O filme Quilombo, que traz a loira atriz Vera Fischer um outro símbolo nacional no papel principal, causou pouco impacto. As comemorações do centenário da Abolição da escravidão em 1988, apesar de sua agenda carregada, pouco mídia e comoção surtiram.

A situação aparece de forma estabilizada e naturalizada, como se as posições sociais desiguais fossem quase um desígnio da natureza, e atitudes racistas, minoritárias e excepcionais: na ausência de uma política discriminatória oficial, estamos envoltos no país de uma "boa consciência" que nega o preconceito ou o reconhece como mais brando.

Afirma-se de modo genérico e sem questionamento uma certa harmonia racial e joga-se para o plano pessoal os possíveis conflitos.

Essa é sem dúvida uma maneira problemática de lidar com o tema: ora ele se torna inexistente, ora aparece na roupa de alguém outro.

É só dessa maneira que podemos explicar os resultados de uma pesquisa realizada em 1988, em São Paulo, na qual 97% dos entrevistados afirmaram não ter preconceito e 98% - dos mesmos entrevistados disseram conhecer outras pessoas que tinham, sem, preconceito. Ao mesmo tempo, quando inquiridos sobre o grau de relação com aqueles que consideram racistas, os entrevistados apontavam com freqüência parentes próximos, namorados e amigos íntimos. Todo brasileiro parece se sentir, portanto, como uma ilha de democracia racial, cercado de racistas por todos os lados.

Em 1995, o jornal "Folha de São Paulo" divulgou uma pesquisa sobre o mesmo tema cujos resultados são semelhantes.

Apesar de 89% dos brasileiros dizerem haver preconceito de cor contra negros no Brasil, só 10% admitem tê-lo. No entanto, de maneira indireta, 87% revelam algum preconceito ao concordar com frases e ditos de conteúdo racista, ou mesmo ao enunciá-los.

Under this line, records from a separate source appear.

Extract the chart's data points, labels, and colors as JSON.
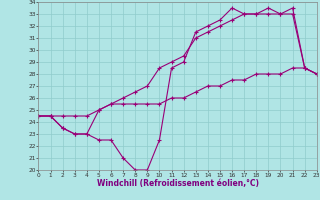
{
  "bg_color": "#b0e5e5",
  "grid_color": "#90cccc",
  "line_color": "#990077",
  "xlim": [
    0,
    23
  ],
  "ylim": [
    20,
    34
  ],
  "xlabel": "Windchill (Refroidissement éolien,°C)",
  "line1_x": [
    0,
    1,
    2,
    3,
    4,
    5,
    6,
    7,
    8,
    9,
    10,
    11,
    12,
    13,
    14,
    15,
    16,
    17,
    18,
    19,
    20,
    21,
    22,
    23
  ],
  "line1_y": [
    24.5,
    24.5,
    23.5,
    23.0,
    23.0,
    22.5,
    22.5,
    21.0,
    20.0,
    20.0,
    22.5,
    28.5,
    29.0,
    31.5,
    32.0,
    32.5,
    33.5,
    33.0,
    33.0,
    33.5,
    33.0,
    33.5,
    28.5,
    28.0
  ],
  "line2_x": [
    0,
    1,
    2,
    3,
    4,
    5,
    6,
    7,
    8,
    9,
    10,
    11,
    12,
    13,
    14,
    15,
    16,
    17,
    18,
    19,
    20,
    21,
    22,
    23
  ],
  "line2_y": [
    24.5,
    24.5,
    23.5,
    23.0,
    23.0,
    25.0,
    25.5,
    26.0,
    26.5,
    27.0,
    28.5,
    29.0,
    29.5,
    31.0,
    31.5,
    32.0,
    32.5,
    33.0,
    33.0,
    33.0,
    33.0,
    33.0,
    28.5,
    28.0
  ],
  "line3_x": [
    0,
    1,
    2,
    3,
    4,
    5,
    6,
    7,
    8,
    9,
    10,
    11,
    12,
    13,
    14,
    15,
    16,
    17,
    18,
    19,
    20,
    21,
    22,
    23
  ],
  "line3_y": [
    24.5,
    24.5,
    24.5,
    24.5,
    24.5,
    25.0,
    25.5,
    25.5,
    25.5,
    25.5,
    25.5,
    26.0,
    26.0,
    26.5,
    27.0,
    27.0,
    27.5,
    27.5,
    28.0,
    28.0,
    28.0,
    28.5,
    28.5,
    28.0
  ]
}
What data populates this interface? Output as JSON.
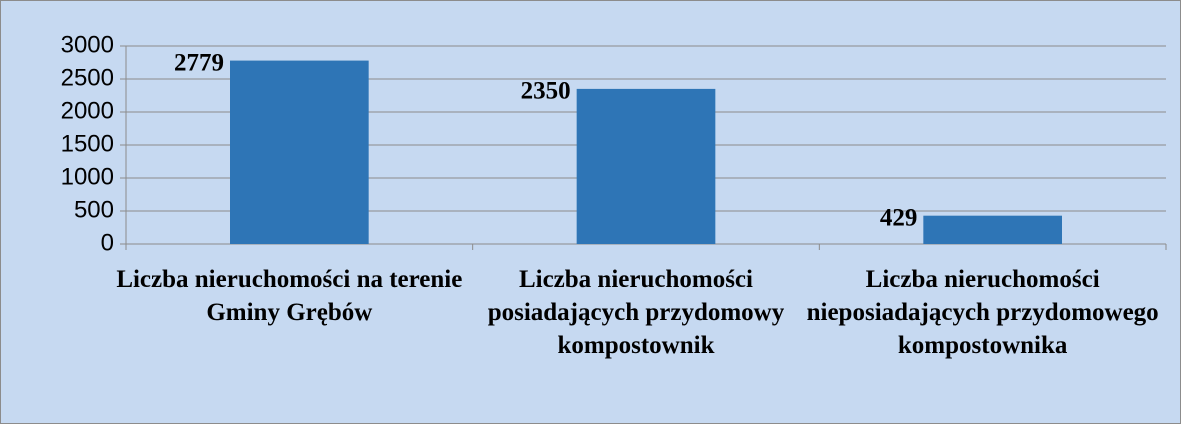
{
  "chart_data": {
    "type": "bar",
    "categories": [
      "Liczba nieruchomości na terenie Gminy Grębów",
      "Liczba nieruchomości posiadających przydomowy kompostownik",
      "Liczba nieruchomości nieposiadających przydomowego kompostownika"
    ],
    "values": [
      2779,
      2350,
      429
    ],
    "color": "#2e75b6",
    "ylim": [
      0,
      3000
    ],
    "yticks": [
      0,
      500,
      1000,
      1500,
      2000,
      2500,
      3000
    ],
    "grid": true
  }
}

Os resultados parciais de um trabalho sobre os bailes negros em São Paulo podem ser entendidos de forma inversa mas simétrica. A maioria dos entrevistados negou ter sido vítima de discriminação, porém confirmou casos de racismo envolvendo familiares e conhecidos próximos.

Investigação sobre a existência de preconceito de cor em diferentes núcleos brasileiros têm apresentado conclusões convergentes.

Em pequenas cidades costuma-se apontar a ocorrência de casos de racismo apenas nos grandes conglomerados (a atriz que foi barrada em uma boate; a filha do governador do Espírito Santo, que não pôde usar o elevador social), mas o contrário também acontece na visão dos habitantes de são Paulo e do Rio de Janeiro, é nas pequenas vilas que se concentram os indivíduos mais radicais. Isso para não falar do uso do passado: quando entrevistados, os brasileiros jogam para a história, para o período escravocrata, os últimos momentos do racismo.

Distintas na aparência, as conclusões das diferentes investigações são paralelas: ninguém nega que exista racismo no Brasil, mas sua prática é sempre atribuída a "outro".

Seja da parte de quem age de maneira preconceituosa, seja daquela de quem sofre com o preconceito, o difícil é admitir a discriminação e não o ato de discriminar.

Além disso, o problema parece ser o de afirmar oficialmente o preconceito, e não o de reconhecê-lo na intimidade.

Tudo isso indica que estamos diante de um tipo particular de racismo, um racismo silencioso e sem cara que se esconde por trás de uma suposta garantia da universalidade e da igualdade das leis, e que lança para o terreno do privado o jogo da discriminação.

Com efeito, em uma sociedade marcada historicamente pela desigualdade, pelo paternalismo das relações e pelo clientelismo, o racismo só se afirma na intimidade.

É da ordem do privado, pois não se regula pela lei, não se afirma publicamente.